Shawn Becker, vice president of marketing for the firm, told BioArray News this week that the TOO test for FFPE samples uses a different gene signature and algorithm from the TOO test for frozen tissue samples.
Pathwork, based in Redwood City, Calif., said it will now offer the TOO assay for FFPE tissue to community and research hospitals and will perform the test in its Clinical Laboratory Improvement Acts-certified lab. It will also make an IVD kit available to customers who want to run the test on FFPE samples in their own clinical labs.
Becker said that kit commercialization timing has "not been finalized but the first phase should begin later this year." He said the LDT version of the test is "functionally equivalent" to the IVD version, but that the transition entails "ensuring Pathwork's systems are in place to enable compliance with FDA requirements."
Pathwork in April 2008 began running the test on frozen tissue samples as an LDT in its CLIA lab, and began providing IVD kits upon receiving FDA clearance later that year (BAN 8/5/2008). The test compares the expression of more than 1,500 genes in a tumor sample against 15 known tissues that represent more than 60 morphologies.
Pathwork claims the test can provide an objective, probability-based score for each potential malignancy.
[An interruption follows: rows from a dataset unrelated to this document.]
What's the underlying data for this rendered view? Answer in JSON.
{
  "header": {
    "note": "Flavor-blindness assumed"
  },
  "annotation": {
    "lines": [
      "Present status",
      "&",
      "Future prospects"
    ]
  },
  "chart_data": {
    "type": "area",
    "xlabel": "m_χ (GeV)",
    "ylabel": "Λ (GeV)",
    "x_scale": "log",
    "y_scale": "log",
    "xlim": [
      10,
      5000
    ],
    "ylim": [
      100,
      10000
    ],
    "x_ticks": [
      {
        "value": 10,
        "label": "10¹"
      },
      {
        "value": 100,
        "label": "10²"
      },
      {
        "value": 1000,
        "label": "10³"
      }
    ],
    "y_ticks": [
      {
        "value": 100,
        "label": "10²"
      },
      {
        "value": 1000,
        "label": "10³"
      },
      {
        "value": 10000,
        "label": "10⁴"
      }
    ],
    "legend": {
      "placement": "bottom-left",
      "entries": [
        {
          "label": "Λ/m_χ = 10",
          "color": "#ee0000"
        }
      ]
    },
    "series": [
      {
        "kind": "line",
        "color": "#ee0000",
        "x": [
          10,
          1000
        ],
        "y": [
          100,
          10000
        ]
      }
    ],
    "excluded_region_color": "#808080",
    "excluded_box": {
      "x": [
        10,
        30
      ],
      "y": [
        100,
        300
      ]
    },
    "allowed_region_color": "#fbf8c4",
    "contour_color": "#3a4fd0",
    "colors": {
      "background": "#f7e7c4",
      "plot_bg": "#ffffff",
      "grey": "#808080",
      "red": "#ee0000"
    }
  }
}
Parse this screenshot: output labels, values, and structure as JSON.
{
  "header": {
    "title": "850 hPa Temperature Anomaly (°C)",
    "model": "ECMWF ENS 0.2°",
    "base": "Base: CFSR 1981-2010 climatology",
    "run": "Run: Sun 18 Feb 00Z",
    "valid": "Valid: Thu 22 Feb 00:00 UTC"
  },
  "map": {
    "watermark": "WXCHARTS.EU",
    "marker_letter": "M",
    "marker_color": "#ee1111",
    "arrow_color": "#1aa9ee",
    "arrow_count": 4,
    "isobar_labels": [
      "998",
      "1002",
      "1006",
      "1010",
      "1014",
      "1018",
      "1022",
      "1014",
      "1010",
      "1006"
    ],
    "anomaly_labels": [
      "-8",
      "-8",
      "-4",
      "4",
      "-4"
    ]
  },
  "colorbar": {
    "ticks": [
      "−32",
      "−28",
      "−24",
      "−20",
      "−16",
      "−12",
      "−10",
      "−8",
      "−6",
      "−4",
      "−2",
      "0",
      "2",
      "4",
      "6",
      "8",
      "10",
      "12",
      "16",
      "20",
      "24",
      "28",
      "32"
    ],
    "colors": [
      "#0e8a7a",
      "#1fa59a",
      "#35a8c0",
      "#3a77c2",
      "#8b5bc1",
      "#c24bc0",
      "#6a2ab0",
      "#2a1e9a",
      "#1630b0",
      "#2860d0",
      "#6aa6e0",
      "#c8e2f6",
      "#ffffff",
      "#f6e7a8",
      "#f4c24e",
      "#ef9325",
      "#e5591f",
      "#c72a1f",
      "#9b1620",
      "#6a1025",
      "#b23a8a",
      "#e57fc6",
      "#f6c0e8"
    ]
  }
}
The test is meant to be used with the patient's clinical history and complementary diagnostics, such as immunohistochemistry.
Neff said that Pathwork has seen "significant adoption" of its tests over the past two years from "leading oncologists and pathologists" at institutions such as MD Anderson Cancer Center and the University of Pittsburgh.
In 2008, she told BioArray News that Pathwork had been developing several other tests for use on frozen tissue and FFPE tissue, and was focused on "three or four large areas of oncology that you might expect us to be working on" (BAN 8/5/2008). The firm has not publicly discussed other potential indications since that time. Becker this week declined to provide more detail on the company's pipeline.